Visitors to the park can experience the same fields, woods, marshes and water that Tubman navigated and visualize the scope of the geography Tubman traversed in pursuit of freedom.

Crenshaw said Tubman planned her emancipations to take place during the fall and winter months. "When the sun sets in the winter at, say, 3:30 and doesn't rise until 6 or 7, you have much longer to travel. During the day when the sun is out, it's much easier to see somebody in the woods -- to chase somebody and follow someone."

The journey, regardless of season, was perilous.

"The landscape here in Dorchester County is very tidal and very marshy so in the summer would've been squishy and wet," Crenshaw explained, adding that, "in the summer, there are a lot of biting flies and mosquitoes and chiggers and things that are definitely a hindrance."

Contrast that with the cold of winter: "In the winter, the ground is frozen solid, but it could also give way underneath you," Crenshaw told AccuWeather.

Tubman's route usually took her up Maryland's Eastern Seaboard, through Delaware and into Pennsylvania, where slavery was illegal.

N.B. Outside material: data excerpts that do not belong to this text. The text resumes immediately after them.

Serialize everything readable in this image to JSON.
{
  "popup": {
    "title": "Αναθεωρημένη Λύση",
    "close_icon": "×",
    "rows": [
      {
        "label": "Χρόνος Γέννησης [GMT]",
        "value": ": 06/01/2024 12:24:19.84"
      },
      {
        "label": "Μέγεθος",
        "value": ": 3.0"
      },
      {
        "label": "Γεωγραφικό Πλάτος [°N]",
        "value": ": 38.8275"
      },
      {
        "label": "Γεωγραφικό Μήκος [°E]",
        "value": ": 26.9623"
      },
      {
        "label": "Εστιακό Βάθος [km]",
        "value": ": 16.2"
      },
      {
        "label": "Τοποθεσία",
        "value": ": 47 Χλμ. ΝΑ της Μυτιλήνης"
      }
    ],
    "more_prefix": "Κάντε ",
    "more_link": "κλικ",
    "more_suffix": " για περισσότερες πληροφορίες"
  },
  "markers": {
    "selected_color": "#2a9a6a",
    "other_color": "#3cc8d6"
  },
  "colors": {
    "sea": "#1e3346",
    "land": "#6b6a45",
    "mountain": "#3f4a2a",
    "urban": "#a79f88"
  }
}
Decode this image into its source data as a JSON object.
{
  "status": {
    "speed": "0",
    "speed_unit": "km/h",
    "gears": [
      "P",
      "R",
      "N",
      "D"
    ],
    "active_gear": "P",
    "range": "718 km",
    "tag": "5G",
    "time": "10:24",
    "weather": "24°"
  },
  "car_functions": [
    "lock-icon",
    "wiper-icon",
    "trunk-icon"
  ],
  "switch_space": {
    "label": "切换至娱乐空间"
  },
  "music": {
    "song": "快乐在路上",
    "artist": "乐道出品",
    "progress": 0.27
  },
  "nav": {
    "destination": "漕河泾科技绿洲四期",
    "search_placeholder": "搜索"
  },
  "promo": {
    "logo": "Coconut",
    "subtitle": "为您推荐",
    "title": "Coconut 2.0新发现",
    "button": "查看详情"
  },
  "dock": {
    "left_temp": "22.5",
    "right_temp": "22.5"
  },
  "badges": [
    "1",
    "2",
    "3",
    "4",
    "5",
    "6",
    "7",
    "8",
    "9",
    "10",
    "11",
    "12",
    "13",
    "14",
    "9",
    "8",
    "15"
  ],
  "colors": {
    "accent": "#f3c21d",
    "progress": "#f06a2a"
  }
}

"From here to Philadelphia is about 100 miles and she would've done that on foot. She could've taken boats as well as wagons, so it was a mixture -- any way she could travel she did. One hundred miles in the winter. Or fall." From there, those seeking freedom from pursuers would often make their way to Canada.

Because the seasons played such an integral role in how and when Tubman planned her journeys, the park has installed stunning stained-glass windows depicting the seasons.

Although traveling at night in the fall or winter offered the best chances for escaping, most enslaved people did not have maps or compasses to guide them. A freedom-seeker's ability to navigate was often a matter of life and death. Taught to navigate by Black Jacks, free African-American sailors, Tubman used the North Star as her guide saying, "God's time is always near. He set the North Star in the heavens. He gave me the strength in my limbs. He meant I should be free."

Although most couldn't read or write, those making escapes could find the star by locating the Big Dipper -- also called the Drinking Gourd -- which is most visible in the night sky during late winter and spring. Their eyes would follow the Big Dipper across the sky until they spotted the North Star.

As the National Park Service notes, "The night sky is a canvas of stories that links us to this past. National parks are among the best places to see the stars and hear these stories. The next time you gaze at the stars, think on the drinking gourd story and those early Americans who staked their freedom on a star."

Gary Lewis drove down to the park with his friend, Carletta Cannon. He said it was this famous Tubman quote that affected him the most: "There was one of two things I had a right to, liberty or death -- if I could not have one, I would have the other."

"Being like a 5' 2" black woman born on the Eastern Shore of Maryland in slavery to now, in 2020, to still be talking about and in awe of what she has done is her legacy. Because there are many who didn't make it across the Atlantic," Lewis told AccuWeather. "She had sisters who were sold and we don't know their names, we don't know their stories but we do know her and that comes from her saying, 'Nah, I'm gonna take my life into my hands,' so, for me, that's what her legacy is."